Moss-covered Monk

Moss-covered Monk


Wednesday, November 28, 2012

A History of Samurai and Zen (24)


The beatitude of Zen is Nirvana, not in the Hinayanistic sense of the term,
but in the sense peculiar to the faith. Nirvana literally means extinction or
annihilation; hence the extinction of life or the annihilation of individuality.

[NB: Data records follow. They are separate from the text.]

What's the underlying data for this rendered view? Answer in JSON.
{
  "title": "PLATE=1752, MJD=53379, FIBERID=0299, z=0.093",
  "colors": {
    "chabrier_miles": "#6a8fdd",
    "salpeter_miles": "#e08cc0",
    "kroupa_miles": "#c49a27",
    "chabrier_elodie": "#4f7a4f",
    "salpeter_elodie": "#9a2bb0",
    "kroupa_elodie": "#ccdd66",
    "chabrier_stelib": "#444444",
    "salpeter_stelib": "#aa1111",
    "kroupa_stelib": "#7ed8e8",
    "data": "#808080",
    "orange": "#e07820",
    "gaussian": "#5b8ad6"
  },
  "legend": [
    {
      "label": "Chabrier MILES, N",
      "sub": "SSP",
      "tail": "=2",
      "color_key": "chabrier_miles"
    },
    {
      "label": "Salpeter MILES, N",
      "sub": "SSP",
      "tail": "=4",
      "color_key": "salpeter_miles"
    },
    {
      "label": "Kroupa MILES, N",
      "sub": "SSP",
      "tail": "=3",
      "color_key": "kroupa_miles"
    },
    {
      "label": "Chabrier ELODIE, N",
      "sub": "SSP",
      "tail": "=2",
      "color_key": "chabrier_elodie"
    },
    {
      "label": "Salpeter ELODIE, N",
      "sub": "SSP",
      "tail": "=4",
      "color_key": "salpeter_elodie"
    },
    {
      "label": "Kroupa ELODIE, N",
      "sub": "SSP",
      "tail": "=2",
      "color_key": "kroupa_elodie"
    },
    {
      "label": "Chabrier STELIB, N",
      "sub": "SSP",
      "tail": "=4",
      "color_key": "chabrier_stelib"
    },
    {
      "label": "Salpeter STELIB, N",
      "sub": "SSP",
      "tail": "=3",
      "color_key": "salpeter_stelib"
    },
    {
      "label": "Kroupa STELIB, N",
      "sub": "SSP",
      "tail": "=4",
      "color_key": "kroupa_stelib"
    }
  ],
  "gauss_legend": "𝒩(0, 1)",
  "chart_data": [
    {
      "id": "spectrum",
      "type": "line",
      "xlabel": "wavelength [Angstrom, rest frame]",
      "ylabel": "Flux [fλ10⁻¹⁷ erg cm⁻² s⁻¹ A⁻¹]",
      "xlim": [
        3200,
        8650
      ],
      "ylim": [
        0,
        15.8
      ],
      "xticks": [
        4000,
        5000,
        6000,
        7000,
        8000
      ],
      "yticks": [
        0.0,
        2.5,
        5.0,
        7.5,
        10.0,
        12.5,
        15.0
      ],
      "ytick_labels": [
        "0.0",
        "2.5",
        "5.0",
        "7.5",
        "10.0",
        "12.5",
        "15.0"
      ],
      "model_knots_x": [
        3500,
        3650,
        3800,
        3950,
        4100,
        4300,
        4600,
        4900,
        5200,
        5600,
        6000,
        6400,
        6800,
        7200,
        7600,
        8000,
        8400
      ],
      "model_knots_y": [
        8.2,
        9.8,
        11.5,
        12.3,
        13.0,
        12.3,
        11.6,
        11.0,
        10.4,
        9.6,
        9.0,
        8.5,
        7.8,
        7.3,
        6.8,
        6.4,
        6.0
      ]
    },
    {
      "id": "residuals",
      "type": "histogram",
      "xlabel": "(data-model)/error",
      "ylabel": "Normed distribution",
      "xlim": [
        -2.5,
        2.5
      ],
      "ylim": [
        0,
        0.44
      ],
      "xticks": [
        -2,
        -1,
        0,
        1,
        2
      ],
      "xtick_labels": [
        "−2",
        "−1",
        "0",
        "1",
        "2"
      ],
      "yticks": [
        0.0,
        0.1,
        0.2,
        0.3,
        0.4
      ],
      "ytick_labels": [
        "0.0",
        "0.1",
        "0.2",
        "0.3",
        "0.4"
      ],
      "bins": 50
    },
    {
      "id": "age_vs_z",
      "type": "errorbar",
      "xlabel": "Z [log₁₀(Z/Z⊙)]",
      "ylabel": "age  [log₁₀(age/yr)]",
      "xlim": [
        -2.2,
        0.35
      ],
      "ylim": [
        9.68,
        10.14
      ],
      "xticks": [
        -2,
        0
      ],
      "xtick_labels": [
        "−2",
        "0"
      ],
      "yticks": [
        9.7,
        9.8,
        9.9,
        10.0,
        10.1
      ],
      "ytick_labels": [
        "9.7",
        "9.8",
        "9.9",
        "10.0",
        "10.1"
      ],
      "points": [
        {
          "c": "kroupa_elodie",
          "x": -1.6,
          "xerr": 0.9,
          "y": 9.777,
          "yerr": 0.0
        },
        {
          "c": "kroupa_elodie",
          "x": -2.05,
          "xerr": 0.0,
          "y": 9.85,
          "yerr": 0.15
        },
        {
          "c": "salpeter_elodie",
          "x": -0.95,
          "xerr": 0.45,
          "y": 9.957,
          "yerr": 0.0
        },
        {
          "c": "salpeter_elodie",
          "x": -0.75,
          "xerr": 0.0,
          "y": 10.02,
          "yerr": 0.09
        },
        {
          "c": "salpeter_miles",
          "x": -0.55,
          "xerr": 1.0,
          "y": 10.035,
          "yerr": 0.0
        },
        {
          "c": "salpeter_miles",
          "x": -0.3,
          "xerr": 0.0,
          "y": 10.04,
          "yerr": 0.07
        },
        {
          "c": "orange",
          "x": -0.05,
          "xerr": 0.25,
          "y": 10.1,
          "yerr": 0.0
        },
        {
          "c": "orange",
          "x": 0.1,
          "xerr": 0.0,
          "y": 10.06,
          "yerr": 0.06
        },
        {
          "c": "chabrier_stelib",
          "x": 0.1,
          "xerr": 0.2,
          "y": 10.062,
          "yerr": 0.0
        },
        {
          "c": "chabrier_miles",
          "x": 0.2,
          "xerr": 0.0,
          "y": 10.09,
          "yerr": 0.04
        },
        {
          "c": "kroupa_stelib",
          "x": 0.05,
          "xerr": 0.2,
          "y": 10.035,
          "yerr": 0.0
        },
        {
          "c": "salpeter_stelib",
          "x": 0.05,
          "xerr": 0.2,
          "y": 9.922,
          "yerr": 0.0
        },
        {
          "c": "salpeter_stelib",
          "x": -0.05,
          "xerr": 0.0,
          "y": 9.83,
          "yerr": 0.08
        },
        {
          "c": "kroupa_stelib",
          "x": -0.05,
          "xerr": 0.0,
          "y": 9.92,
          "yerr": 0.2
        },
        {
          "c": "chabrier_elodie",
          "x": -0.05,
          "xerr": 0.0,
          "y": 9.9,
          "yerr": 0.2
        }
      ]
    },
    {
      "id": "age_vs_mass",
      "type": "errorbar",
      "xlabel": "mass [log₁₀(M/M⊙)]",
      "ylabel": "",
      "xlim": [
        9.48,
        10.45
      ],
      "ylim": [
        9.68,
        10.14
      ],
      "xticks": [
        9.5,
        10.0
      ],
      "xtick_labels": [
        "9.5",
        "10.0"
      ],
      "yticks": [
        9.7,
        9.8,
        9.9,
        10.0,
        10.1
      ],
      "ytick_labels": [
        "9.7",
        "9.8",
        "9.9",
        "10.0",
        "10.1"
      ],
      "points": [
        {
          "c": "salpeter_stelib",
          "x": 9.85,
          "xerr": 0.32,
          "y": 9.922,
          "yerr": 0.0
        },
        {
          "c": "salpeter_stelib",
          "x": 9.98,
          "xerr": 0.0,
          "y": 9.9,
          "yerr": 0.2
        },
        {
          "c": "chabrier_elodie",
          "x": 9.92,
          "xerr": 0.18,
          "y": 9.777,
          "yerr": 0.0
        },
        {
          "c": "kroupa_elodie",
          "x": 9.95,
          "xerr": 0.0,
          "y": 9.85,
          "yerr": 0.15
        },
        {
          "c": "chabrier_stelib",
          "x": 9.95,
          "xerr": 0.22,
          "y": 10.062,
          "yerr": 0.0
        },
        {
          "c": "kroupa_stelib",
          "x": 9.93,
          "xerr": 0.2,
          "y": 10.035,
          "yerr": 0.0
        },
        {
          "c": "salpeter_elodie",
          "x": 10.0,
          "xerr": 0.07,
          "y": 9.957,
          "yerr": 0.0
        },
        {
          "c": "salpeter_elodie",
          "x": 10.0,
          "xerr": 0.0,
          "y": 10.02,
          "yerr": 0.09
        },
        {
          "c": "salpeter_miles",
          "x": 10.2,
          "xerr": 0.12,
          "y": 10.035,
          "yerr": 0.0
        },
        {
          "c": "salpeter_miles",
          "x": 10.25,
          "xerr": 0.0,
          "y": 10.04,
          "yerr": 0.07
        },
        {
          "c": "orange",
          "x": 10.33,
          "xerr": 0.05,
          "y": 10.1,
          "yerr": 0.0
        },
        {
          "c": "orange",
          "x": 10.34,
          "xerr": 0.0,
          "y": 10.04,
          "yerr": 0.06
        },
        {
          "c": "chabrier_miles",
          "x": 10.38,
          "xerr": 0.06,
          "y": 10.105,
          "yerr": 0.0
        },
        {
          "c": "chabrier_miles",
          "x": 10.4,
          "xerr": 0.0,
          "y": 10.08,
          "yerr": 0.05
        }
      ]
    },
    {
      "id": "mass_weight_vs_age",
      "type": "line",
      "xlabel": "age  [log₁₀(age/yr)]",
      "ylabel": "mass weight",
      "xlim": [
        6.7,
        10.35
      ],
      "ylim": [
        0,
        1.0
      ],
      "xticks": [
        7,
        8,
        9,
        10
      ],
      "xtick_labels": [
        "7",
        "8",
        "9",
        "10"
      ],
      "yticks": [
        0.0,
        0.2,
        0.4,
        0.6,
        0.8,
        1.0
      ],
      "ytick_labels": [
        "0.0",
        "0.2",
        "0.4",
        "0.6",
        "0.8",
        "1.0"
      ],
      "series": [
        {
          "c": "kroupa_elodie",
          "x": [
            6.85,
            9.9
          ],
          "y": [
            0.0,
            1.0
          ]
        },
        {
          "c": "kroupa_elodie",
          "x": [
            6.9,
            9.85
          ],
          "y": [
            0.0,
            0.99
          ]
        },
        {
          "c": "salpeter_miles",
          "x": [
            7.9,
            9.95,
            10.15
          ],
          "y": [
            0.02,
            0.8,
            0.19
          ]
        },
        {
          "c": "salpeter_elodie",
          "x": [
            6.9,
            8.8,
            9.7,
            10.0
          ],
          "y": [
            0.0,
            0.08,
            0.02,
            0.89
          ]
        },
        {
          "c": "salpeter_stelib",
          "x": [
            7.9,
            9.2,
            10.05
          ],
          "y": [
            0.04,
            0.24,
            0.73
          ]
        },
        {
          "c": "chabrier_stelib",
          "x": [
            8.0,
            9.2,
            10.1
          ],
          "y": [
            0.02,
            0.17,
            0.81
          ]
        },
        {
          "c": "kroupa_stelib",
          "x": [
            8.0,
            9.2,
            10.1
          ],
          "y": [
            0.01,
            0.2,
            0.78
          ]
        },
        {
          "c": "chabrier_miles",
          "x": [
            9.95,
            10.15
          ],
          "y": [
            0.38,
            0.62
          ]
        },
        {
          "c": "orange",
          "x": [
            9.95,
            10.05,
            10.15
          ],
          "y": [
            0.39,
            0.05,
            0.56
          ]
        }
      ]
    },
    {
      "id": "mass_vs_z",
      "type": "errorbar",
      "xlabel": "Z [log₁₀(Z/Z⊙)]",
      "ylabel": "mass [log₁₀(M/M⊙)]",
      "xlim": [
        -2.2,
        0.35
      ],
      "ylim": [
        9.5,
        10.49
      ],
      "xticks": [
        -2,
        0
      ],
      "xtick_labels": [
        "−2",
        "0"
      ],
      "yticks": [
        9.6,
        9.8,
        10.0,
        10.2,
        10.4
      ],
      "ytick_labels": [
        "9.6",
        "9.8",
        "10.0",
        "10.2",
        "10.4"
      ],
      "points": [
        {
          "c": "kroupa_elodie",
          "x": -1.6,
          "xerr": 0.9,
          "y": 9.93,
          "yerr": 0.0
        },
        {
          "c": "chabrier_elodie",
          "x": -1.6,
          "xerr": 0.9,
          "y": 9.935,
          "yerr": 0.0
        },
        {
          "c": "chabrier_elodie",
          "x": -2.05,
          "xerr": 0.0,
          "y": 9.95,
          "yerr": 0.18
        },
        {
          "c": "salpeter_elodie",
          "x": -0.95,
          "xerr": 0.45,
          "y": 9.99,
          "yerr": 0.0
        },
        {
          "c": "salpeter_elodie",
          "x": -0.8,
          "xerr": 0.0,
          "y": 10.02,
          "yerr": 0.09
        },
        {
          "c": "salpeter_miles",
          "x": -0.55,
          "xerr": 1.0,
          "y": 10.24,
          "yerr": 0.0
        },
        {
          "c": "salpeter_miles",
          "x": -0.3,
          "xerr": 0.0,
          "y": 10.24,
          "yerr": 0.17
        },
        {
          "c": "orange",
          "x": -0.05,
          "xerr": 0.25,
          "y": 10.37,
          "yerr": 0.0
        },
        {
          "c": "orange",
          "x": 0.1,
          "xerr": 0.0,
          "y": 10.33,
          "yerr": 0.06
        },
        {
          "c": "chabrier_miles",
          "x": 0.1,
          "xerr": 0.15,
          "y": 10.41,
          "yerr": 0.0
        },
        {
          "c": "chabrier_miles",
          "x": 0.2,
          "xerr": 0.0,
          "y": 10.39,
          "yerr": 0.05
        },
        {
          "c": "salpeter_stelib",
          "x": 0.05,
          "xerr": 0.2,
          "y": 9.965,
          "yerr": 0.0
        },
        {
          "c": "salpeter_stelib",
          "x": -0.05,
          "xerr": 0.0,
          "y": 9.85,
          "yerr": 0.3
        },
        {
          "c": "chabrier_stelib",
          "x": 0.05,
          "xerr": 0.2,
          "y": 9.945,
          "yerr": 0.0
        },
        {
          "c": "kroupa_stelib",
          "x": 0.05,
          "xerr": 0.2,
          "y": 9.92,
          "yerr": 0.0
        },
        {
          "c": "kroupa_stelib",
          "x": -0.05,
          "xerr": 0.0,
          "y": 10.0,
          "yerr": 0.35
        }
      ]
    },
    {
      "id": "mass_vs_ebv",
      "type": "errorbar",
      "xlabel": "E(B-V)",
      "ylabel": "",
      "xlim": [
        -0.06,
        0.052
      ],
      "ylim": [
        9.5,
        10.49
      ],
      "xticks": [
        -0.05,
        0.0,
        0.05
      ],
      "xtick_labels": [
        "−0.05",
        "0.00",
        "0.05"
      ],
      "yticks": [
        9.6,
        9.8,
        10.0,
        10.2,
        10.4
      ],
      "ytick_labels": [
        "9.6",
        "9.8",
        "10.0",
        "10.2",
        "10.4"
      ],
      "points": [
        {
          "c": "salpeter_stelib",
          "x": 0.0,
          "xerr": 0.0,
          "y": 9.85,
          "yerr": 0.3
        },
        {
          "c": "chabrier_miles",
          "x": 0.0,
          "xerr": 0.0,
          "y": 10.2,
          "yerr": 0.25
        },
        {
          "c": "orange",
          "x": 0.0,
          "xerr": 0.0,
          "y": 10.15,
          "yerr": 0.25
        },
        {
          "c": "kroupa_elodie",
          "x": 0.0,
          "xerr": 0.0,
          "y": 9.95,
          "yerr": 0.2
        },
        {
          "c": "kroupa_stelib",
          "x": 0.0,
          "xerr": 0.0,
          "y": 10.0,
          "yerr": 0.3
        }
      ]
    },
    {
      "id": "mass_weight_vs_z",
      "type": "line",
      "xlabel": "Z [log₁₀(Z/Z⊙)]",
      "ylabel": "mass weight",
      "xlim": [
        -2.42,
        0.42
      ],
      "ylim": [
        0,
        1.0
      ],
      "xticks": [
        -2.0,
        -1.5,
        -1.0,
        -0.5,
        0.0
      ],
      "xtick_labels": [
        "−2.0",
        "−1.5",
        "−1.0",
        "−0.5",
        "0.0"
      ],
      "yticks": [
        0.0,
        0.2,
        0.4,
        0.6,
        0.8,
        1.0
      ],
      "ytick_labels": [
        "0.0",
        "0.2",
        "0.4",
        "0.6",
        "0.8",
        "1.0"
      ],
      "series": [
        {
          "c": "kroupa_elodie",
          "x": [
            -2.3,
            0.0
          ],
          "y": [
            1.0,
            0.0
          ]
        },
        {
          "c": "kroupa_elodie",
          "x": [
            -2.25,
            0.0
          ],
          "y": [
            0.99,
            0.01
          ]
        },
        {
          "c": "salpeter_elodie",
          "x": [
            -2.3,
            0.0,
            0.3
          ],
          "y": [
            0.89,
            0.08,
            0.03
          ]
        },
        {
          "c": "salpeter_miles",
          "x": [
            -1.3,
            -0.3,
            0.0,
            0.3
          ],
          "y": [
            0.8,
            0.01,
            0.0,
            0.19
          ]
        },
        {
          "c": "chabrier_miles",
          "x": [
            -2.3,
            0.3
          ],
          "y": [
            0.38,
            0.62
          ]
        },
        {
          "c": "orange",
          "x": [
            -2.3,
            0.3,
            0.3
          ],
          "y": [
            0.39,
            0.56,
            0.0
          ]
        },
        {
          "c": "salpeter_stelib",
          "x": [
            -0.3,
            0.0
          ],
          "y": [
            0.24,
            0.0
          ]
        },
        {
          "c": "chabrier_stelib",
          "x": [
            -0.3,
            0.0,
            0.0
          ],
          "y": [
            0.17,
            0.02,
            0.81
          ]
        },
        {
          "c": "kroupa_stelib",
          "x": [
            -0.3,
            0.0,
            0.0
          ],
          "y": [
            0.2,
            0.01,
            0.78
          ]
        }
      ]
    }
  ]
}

To Zen, however, it means the state of extinction of pain and the
annihilation of sin. Zen never looks for the realization of its beatitude in a
place like heaven, nor believes in the realm of reality transcendental of the
phenomenal universe, nor gives countenance to the superstition of
immortality, nor does it hold the world is the best of all possible worlds, nor
conceives life simply as blessing.

It is in this life, full of shortcomings, misery, and sufferings, that Zen hopes
to realize its beatitude. It is in this world, imperfect, changing, and moving,
that Zen finds the Divine Light it worships. It is in this phenomenal
universe of limitation and relativity that Zen aims to attain to highest
Nirvana. "We speak," says the author of Vimalakirtti nirdeça sutra, "of the
transitoriness of body, but not of the desire of the Nirvana or destruction of
it." "Paranirvana," according to the author of Lankavatarasutra, "is neither
death nor destruction, but bliss, freedom, and purity." "Nirvana," says Kiai
Hwan," means the extinction of pain or the crossing over of the sea of life
and death. It denotes the real permanent state of spiritual attainment. It does
not signify destruction or annihilation. It denotes the belief in the great root
of life and spirit." It is Nirvana of Zen to enjoy bliss for all sufferings of
life. It is Nirvana of Zen to be serene in mind for all disturbances of actual
existence. It is Nirvana of Zen to be in the conscious union with Universal
Life or Buddha through Enlightenment.